Verbandsversammlung des Gemeindeverwaltungsverbandes Kämpfelbachtal

Haushaltsplan 2021 verabschiedet – Jahresabschluss 2019 gebilligt – Aufsichtsprüfung erledigt

Unter dem Vorsitz von Eisingens Bürgermeister Thomas Karst tagte die Verbandsversammlung des Gemeindeverwaltungsverbandes Kämpfelbachtal in der Turn- und Festhalle Ersingen. Im Mittelpunkt der recht zügig erledigten öffentlichen Tagesordnung stand der Haushaltsplan 2021, der Jahresabschluss 2019 sowie die Bekanntgabe des Ergebnisses der von der Gemeindeprüfungsanstalt Baden-Württemberg durchge-führten Aufsichtsprüfung.

Der Verwaltungsverband nimmt die Kämmereiaufgaben wahr für seine Mitgliedsgemeinden Eisingen, Kämpfelbach und Königsbach-Stein mit zusammen knapp 21.200 Einwohnern. Dies sind vor allem das Haushalts-, Kassen- und Rechnungswesen, die Erhebung der Steuern und Gebühren sowie die Bezahlung der Mitarbeiter der Verbandsgemeinden. Die Flächennutzungsplanung gehört ebenfalls in seinen Zuständigkeitsbereich wie auch die Geschäftsführung des Abwasserverbandes Kämpfelbachtal und Teile der Verwaltungsaufgaben für den Schulverband Westlicher Enzkreis.

Verbandsgeschäftsführer Kevin Jost berichtete, dass der Ergebnishaushalt im Planjahr 2021 einen Umfang von je knapp 1,3 Millionen Euro auf der Ertrags- und Aufwandsseite hat. Der Haushalt ist deshalb ausgeglichen, weil die Mitgliedsgemeinden im Verhältnis zur Einwohnerzahl eine Verwaltungskostenumlage in Höhe von zusammen 1,1 Millionen Euro zahlen. Die Personalaufwendungen für die 14,4 Stellen sind mit etwas über einer Million Euro der größte Ausgabeposten.

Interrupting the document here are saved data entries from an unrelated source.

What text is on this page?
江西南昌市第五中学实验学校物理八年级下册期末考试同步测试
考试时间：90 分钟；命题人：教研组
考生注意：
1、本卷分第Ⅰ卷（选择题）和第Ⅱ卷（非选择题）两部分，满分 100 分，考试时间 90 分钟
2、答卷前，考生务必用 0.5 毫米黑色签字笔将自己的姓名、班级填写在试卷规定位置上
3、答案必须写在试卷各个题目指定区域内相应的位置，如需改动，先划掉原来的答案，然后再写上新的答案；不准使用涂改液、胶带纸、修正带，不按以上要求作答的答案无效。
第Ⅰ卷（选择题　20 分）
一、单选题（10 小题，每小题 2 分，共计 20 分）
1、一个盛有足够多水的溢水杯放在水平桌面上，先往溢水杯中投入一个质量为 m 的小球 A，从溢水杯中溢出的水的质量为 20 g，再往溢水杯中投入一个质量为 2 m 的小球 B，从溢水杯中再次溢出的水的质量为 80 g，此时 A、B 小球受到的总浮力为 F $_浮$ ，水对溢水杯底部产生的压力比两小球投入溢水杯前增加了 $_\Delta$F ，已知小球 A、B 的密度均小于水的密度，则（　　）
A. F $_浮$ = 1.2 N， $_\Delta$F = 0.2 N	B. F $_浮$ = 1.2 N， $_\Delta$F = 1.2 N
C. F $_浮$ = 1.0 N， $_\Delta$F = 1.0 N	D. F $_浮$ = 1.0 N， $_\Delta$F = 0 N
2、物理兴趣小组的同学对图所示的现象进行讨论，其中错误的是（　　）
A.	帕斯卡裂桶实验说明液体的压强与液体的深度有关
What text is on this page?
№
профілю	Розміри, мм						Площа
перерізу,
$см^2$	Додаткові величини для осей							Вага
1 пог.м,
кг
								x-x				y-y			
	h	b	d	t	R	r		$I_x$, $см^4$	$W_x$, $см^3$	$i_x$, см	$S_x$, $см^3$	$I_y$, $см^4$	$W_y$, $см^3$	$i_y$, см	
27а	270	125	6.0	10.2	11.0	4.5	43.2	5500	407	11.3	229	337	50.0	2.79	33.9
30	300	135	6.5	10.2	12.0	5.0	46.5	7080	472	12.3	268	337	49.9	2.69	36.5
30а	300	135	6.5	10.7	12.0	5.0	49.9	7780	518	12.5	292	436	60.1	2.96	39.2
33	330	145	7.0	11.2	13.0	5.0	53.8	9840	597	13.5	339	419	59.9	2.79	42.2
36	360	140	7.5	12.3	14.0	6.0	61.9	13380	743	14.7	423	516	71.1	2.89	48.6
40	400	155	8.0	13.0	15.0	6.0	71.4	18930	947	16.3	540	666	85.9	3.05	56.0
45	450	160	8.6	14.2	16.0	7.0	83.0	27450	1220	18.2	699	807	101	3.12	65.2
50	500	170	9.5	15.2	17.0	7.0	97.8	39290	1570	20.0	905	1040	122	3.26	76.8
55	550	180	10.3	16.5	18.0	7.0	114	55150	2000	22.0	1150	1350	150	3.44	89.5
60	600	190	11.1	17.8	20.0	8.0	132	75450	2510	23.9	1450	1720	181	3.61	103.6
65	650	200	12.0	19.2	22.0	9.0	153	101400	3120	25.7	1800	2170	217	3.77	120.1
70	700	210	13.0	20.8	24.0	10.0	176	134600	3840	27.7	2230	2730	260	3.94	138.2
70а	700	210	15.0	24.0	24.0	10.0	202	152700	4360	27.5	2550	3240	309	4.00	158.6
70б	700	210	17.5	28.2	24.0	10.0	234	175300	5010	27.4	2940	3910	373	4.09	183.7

Diese Kosten werden von den Mitgliedsgemeinden in ihren eigenen Verwaltungen eingespart, da dort keine Kämmereiämter notwendig sind. Beim Jahresabschluss 2019 hat es sich ergeben, dass der ursprüngliche Haushaltsplanansatz von 1,2 Millionen Euro in den ordentlichen Erträgen und Aufwendungen um 96.000 Euro (7,8 Prozent) unterschritten wurden. Insgesamt sparten die drei Mitgliedsgemeinden gegenüber dem Haushaltsplanansatz 111.000 Euro an Verwaltungskostenumlage ein. Haushalt und Jahresabschluss wurden von der Verbandsversammlung einstimmig gebilligt.

Zur Aufsichtsprüfung durch die Gemeindeprüfungsanstalt Baden-Württemberg (GPA) berichtete Verbandsvorsitzender Karst, dass die Haushaltsjahre 2014 bis 2018 geprüft worden sind. Das Prüfungsergebnis sei durchweg positiv ausgefallen. Die GPA habe bestätigt, dass die Jahresergebnisse im Prüfungszeitraum ausgeglichen waren. Auch die Kasse habe gestimmt. Mitte vergangenen Jahres habe die Rechtsaufsichtbehörde, das Landratsamt Enzkreis, die uneingeschränkte Bestätigung zur Beendigung des Prüfungsverfahrens erteilt.